Марта еле шуршала словами:

 

— Думала так… увлёкся маленько, думала, зачем он нужен ей, городской… А он усы крутил, волосы зачёсывал, сюртук начищал… Одна я слепая была…

 

— Что ты говоришь, Марта? Ничего не понимаю! Громче давай! Господи, не бред ли у тебя?

 

Он потрогала невесткин лоб, но кожа на пальцах была слишком грубой, с трещинами. Тогда Алевтина испытующе поцеловала в лоб Марту.

 

— Уууу! Горишь, касаточка! Дети, смочите тряпицу мне!

 

— Да не горю я! — скинула с себя Марта руки свекрови, — это вы холодная, кожа что лёд у вас. Опять бурки и жилет не надели?

 

— Щас, щас, мил моя, — скрипя костями, подорвалась свекровь, и забегала потерянным взглядом по лавкам. Васятка, средненький, уже тряпицу и воду в кадушке нёс для матери. Бабка, заметив его, вновь цыкнула: «Не надо! Спрячси!» Бросилась было искать свои бурки и жилет, позабыв о том, что не в своём доме она.

 

— Мои наденьте, — сипло сказала Марта, по-прежнему глядя в потолок. — Там в углу они, перед сенями. Платок пуховой на крючке… Ася, ты тут? — обратилась она к старшей дочери.

 

Грохнулись пятки об пол.

 

— Да, мама.

 

— В печку подкинь. Погасла она что ли?

 

— Почти, мам… Сейчас, мы заново…

 

Слушала Марта, как заскрипела печная заслонка, как весело забились друг о друга дрова, заготовленные на зиму Акимом. Всех детей по шагам узнавала Марта: восьмилетняя Ася как лошадь «гопала», Васятка, шестой год разменявши, гусёнком ходил, а Валя птичкой порхала, ступала по полу на носочках — совсем мала ещё, всего три годика.
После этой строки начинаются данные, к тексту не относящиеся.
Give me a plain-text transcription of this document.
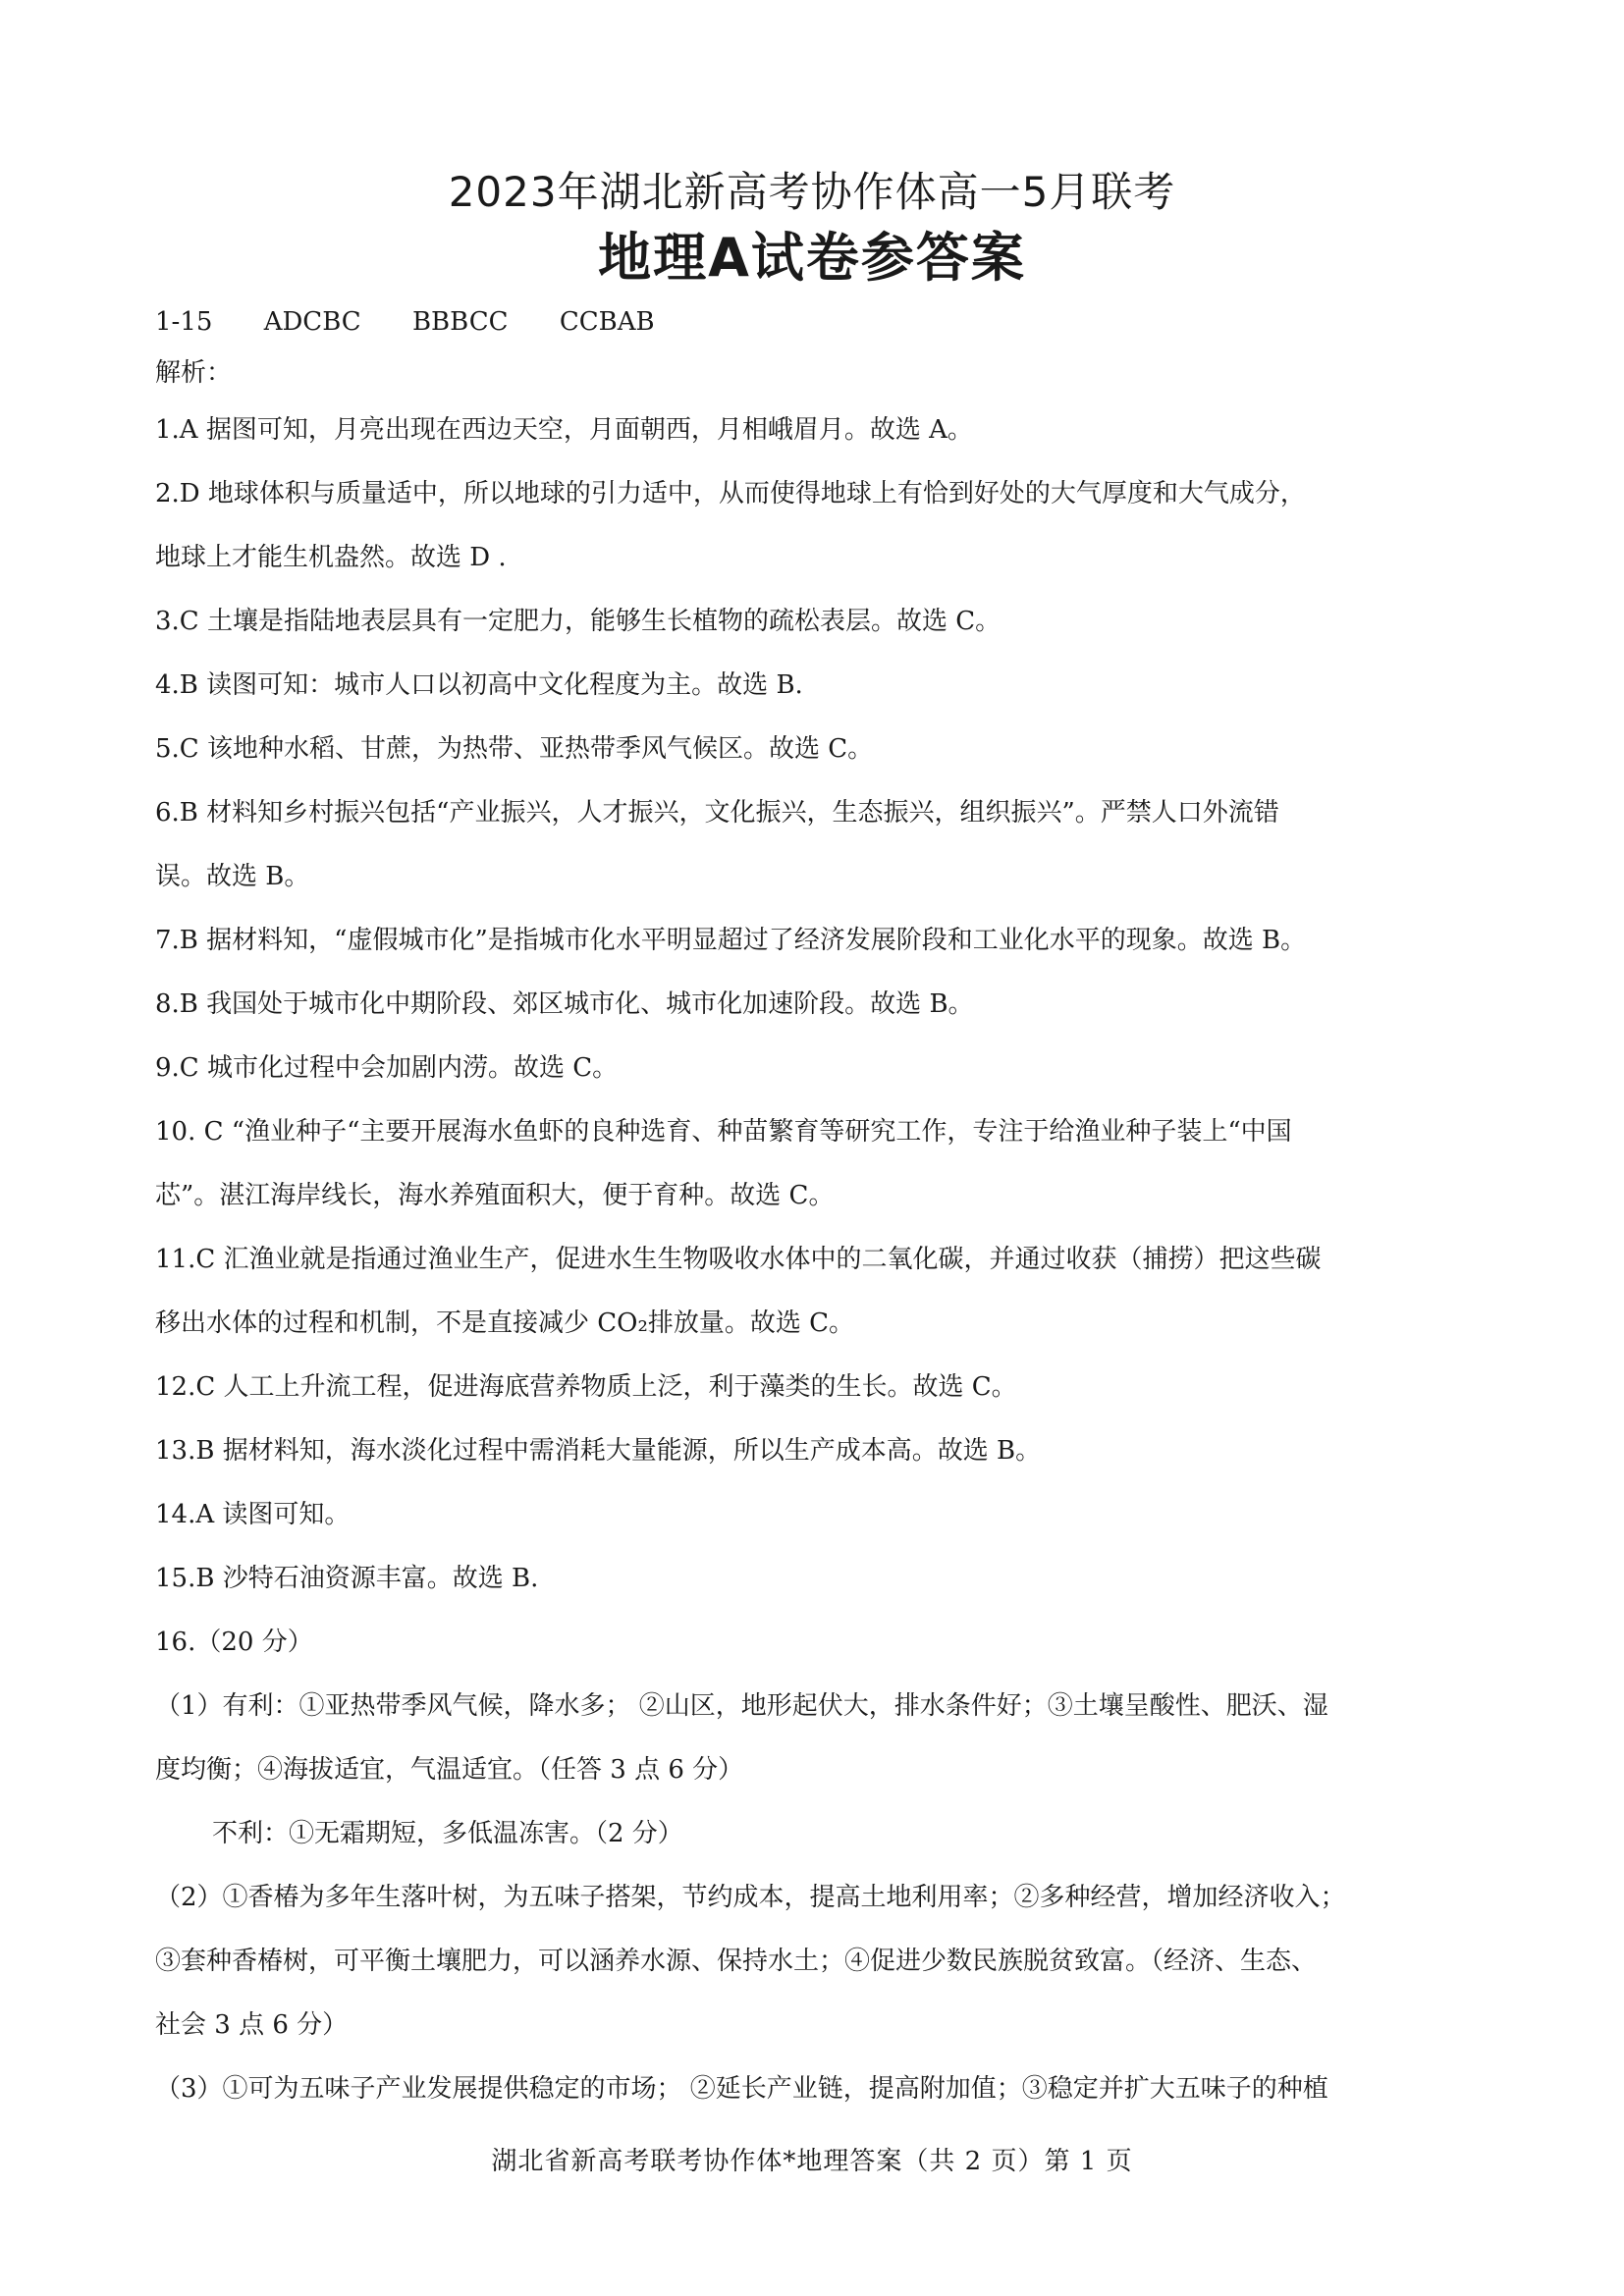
2023年湖北新高考协作体高一5月联考
地理A试卷参答案
1-15 ADCBC BBBCC CCBAB
解析：
1.A 据图可知，月亮出现在西边天空，月面朝西，月相峨眉月。故选 A。
2.D 地球体积与质量适中，所以地球的引力适中，从而使得地球上有恰到好处的大气厚度和大气成分，
地球上才能生机盎然。故选 D .
3.C 土壤是指陆地表层具有一定肥力，能够生长植物的疏松表层。故选 C。
4.B 读图可知：城市人口以初高中文化程度为主。故选 B.
5.C 该地种水稻、甘蔗，为热带、亚热带季风气候区。故选 C。
6.B 材料知乡村振兴包括“产业振兴，人才振兴，文化振兴，生态振兴，组织振兴”。严禁人口外流错
误。故选 B。
7.B 据材料知，“虚假城市化”是指城市化水平明显超过了经济发展阶段和工业化水平的现象。故选 B。
8.B 我国处于城市化中期阶段、郊区城市化、城市化加速阶段。故选 B。
9.C 城市化过程中会加剧内涝。故选 C。
10. C “渔业种子“主要开展海水鱼虾的良种选育、种苗繁育等研究工作，专注于给渔业种子装上“中国
芯”。湛江海岸线长，海水养殖面积大，便于育种。故选 C。
11.C 汇渔业就是指通过渔业生产，促进水生生物吸收水体中的二氧化碳，并通过收获（捕捞）把这些碳
移出水体的过程和机制，不是直接减少 CO₂排放量。故选 C。
12.C 人工上升流工程，促进海底营养物质上泛，利于藻类的生长。故选 C。
13.B 据材料知，海水淡化过程中需消耗大量能源，所以生产成本高。故选 B。
14.A 读图可知。
15.B 沙特石油资源丰富。故选 B.
16.（20 分）
（1）有利：①亚热带季风气候，降水多； ②山区，地形起伏大，排水条件好；③土壤呈酸性、肥沃、湿
度均衡；④海拔适宜，气温适宜。（任答 3 点 6 分）
不利：①无霜期短，多低温冻害。（2 分）
（2）①香椿为多年生落叶树，为五味子搭架，节约成本，提高土地利用率；②多种经营，增加经济收入；
③套种香椿树，可平衡土壤肥力，可以涵养水源、保持水土；④促进少数民族脱贫致富。（经济、生态、
社会 3 点 6 分）
（3）①可为五味子产业发展提供稳定的市场； ②延长产业链，提高附加值；③稳定并扩大五味子的种植
湖北省新高考联考协作体*地理答案（共 2 页）第 1 页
И как же ей одной их поднимать? На что жить? Чем ещё, кроме как молоком единым от первородки-коровы, кормиться? Одна Ася по хозяйству помощница, а те двое… эээхх!.. Нет, всё. Не встанет она. Пока Аким домой не вернётся, будет лежать тут. А как придёт, оттягает она его за лохмы, коромыслом по спине оприходует, и будет с него. Ничего, быстро нагуляется! Он до городской жизни не привыкший!

 

Сибирская зима лютовала, заметала отдельные дома по самые крыши. Волком завывал за окнами хлёсткий ветер, ставни срывал порой, перекашивал снеговым напором заборы, гнул верхушки елей до самой земли. Деревенька, в которой жила Марта, была мала, всего две улицы. Свекровь Алевтина жила от них через несколько домов. На работу в колхоз их возили в соседний посёлок. Набьётся деревенскими полный кузов грузовика — и поехали. Снег жжёт, Марта в платок кутается, жмётся к Акиму, чтобы согреться. Тяжела жизнь в деревне, труд физический с утра до ночи. Ничего, прорвутся!

 

Поженились они, когда Аким с фронта вернулся. Марта ждала его все четыре года войны, берегла скупые письма. Всю семью потеряла Марта в те годы — отец с братьями полёг на поле боя, мать умерла от болезни и горя, сердце не выдержало стольких потерь. А с Акимом они ничего, девять лет прожили… Пока не увели его, как телка на привязи. Ну конечно! Куда ей, Марте, обыкновенной доярке, простой на вид и бесхитростной бабе, до моложавого счетовода! Галка у них в колхозе как бельмо у всех на глазу была: симпатичная, похожая на норочку, тёмные короткие волосы всегда завиты, уложены, перевязаны плотной алой лентой, как ободком. Фигура у ней тоже имелась, но так, на любителя — тонкая, почти девичья, не знавшая родов, хотя было ей, как и Марте, под тридцатник. Поговаривали, что муж её бросил из-за невозможности иметь детей и Галка, как и всякая свободная женщина, была в постоянном поиске, но тут её и винить не в чем — возраст такой, что сама природа зовёт.

 

Марте всё равно на Галку было, а сотрудницы ей:

 

— Смотри, Марта, твой-то опять от Галки вышел, больно много трётся там.

 

— Да зачем он нужен ей, мой орёл не её полёта, — отмахивалась Марта, — может узнать что хотел.

 

А потом видит: идёт её муж рядом с Галкой по территории колхоза, весь из себя припомаженный, бравый, спина прямая, лицо задорное. Марта его только по молодости таким и видела. Марта — к ним. А Акиму видно, что не в радость её присутствие, сразу стушёвывается, сереет лицом, словно стыдно ему за жену.

 

— А что вы тут гуляете?

 

— Трактор мой на починке, дай, думаю, разомну пока спину, — оправдывался Аким.

 

— А у меня перерыв, — скалила своё норочье личико Галка, оценивая на ходу непритязательный вид Марты. Волосы у Марты под платок убраны, на лице ни грамма косметики, брови никогда в жизни не бывали выщипаны, под рабочим халатом скрывалась фигура обычной сбитой женщины-крестьянки… Галка играла тонкими, подведёнными бровями, Марта растерянно смотрела на парочку, не зная что ещё предъявить.

 

— Иди работай, Аким, начальству твои прогулки вряд ли понравятся. Ты и сам умеешь чинить тракторы.

 

— Сейчас пойду.

 

Охладевал к ней Аким, по ночам всё меньше ласкался.

 

— Не нравлюсь я тебе больше?

 

— Нравишься.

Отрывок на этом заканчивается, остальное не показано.